Spreek je weleens met ongelovigen over het bestaan van God?
Zonder dat Marjolijn deze gesprekken bewust opzoekt, heeft ze het er toch regelmatig over met mensen die niet geloven.„Als mensen erachter komen dat je christelijk bent, zijn ze meestal best geïnteresseerd en komt er vanzelf een gesprek op gang.”
Corné weet zich een moment te herinneren waarop hij met iemand sprak die niet geloofde. „Ik was met hem aan het werk en op een gegeven moment kregen we een gesprek over God. Hij was geïnteresseerd en ik vertelde waarom ik geloofde dat God bestaat. Het viel me op dat hij in veel dingen kon meekomen. Maar toen we het over moeilijkere onderwerpen hadden, de Drie-eenheid bijvoorbeeld, merkte ik dat hij afhaakte. Uiteindelijk is het geloof iets wat door de Geest gegeven moet worden en wat je niet ontvangt door te redeneren. Dat staat ook in artikel 1 van de Nederlandse Geloofsbelijdenis. Daar staat: „Wij geloven met het hart en belijden met de mond.” En dan wordt in dat artikel duidelijk Wie en hoe de God van de Bijbel is.”
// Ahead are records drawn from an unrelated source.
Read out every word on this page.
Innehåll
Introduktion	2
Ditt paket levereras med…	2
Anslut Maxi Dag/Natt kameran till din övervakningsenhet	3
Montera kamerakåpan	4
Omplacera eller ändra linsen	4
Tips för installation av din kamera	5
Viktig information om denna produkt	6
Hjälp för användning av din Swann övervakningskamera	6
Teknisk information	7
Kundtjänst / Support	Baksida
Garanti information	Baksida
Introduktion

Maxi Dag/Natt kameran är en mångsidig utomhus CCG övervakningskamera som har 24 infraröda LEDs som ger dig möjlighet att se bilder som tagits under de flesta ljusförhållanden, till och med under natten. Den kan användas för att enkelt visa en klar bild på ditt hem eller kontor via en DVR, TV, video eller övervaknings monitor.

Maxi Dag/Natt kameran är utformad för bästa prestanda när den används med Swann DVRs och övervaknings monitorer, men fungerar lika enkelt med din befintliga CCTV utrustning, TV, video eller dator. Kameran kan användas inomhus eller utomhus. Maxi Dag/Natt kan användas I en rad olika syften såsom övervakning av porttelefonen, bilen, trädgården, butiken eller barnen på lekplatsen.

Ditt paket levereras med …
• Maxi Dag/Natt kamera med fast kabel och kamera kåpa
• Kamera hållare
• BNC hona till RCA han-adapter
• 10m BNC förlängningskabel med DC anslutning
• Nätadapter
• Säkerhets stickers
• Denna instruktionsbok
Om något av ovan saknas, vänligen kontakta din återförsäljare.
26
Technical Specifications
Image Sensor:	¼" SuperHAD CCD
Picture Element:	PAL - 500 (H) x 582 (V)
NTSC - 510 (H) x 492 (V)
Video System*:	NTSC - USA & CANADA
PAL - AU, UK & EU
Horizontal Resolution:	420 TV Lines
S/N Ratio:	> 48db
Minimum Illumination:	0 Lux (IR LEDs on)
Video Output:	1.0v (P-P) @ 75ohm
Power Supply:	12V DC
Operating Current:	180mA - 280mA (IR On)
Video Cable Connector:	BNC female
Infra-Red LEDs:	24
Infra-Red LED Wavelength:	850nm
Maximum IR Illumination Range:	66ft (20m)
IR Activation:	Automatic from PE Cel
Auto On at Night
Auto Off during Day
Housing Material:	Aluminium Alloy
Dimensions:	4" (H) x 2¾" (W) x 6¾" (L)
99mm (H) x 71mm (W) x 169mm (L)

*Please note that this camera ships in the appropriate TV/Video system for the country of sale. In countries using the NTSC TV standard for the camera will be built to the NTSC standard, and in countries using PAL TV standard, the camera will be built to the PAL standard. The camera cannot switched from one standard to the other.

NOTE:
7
Wat zijn voor jou argumenten vóór het bestaan van God?
Marjolijn wijst naar buiten. „Kijk eens naar al die prachtige herfstkleuren. Of denk aan de lente, waarin al die schitterende bloemen uitlopen en er nieuw leven begint. Je gelooft toch niet dat deze schitterende wereld zomaar is ontstaan? We vergeten het vaak, maar als je optelt wat we iedere dag krijgen, dat is echt ongelofelijk. Zo veel goeds, terwijl wij, mensen, iedere dag tegen Hem zondigen. Daar zie ik echt Gods genadige hand in.” Corné sluit zich daarbij aan. „Er is op aarde leven mogelijk. Ik kan geen andere manier bedenken dan dat er een God achter zit. Het grootste wonder vind ik dat die grote God ook voor mij persoonlijk wil zorgen.”
Hoe reageer je op iemand die het bestaan van God ontkent?
Corné en Marjolijn zouden beiden vooral de nadruk op het gesprek leggen. „Je kunt iemand uiteindelijk niet overtuigen, dat kan alleen de Heilige Geest”, zegt Corné. „Inderdaad”, beaamt Marjolijn. „Een mens is eigenwijs en koppig en zal vanuit zichzelf niet gaan geloven dat er een God bestaat. Daarom is het denk ik voor christenen belangrijker om te gétuigen Wie de Heere voor jou wil zijn, dan te proberen te óvertuigen.”
Is het nuttig om je bezig te houden met het bestaan van God? Moeten we niet gewoon geloven?
„Ja”, zegt Marjolijn kort en stellig. „Als mensen twijfelen we veel te veel. Door de zonde zijn we het zicht op God kwijt. We vertrouwen en geloven Hem niet meer.” Corné erkent dat het uiteindelijk aankomt op geloof, maar ziet er ook de meerwaarde van om te doordenken wat het geloof in God inhoudt. „Zeker als we willen evangeliseren is het belangrijk om te begrijpen wat je gelooft. Hoewel je Gods grootheid nooit helemaal zult kunnen begrijpen. Daar zijn wij mensen te klein voor.”
Van huis uit kennen we Hem niet en dienen we Hem niet. Als de Heilige Geest „getuigenis geeft in je hart dat Hij de God van het Woord is” –NGB artikel 5– dan leer je Hem door genade stukje bij beetje kennen in Zijn Zoon Jezus Christus. Wie is God voor jou?
Na even nadenken zegt Marjolein: „Door genade mag ik zeggen dat Hij mijn Vader is. Hoe onbegrijpelijk sommige dingen ook zijn, Hij zorgt toch voor mij in voor- en tegenspoed.” Ook Corné noemt God zijn Vader. „Niet dat ik het verdiend heb, maar alleen door het werk van Christus mag ik Hem mijn Vader noemen.”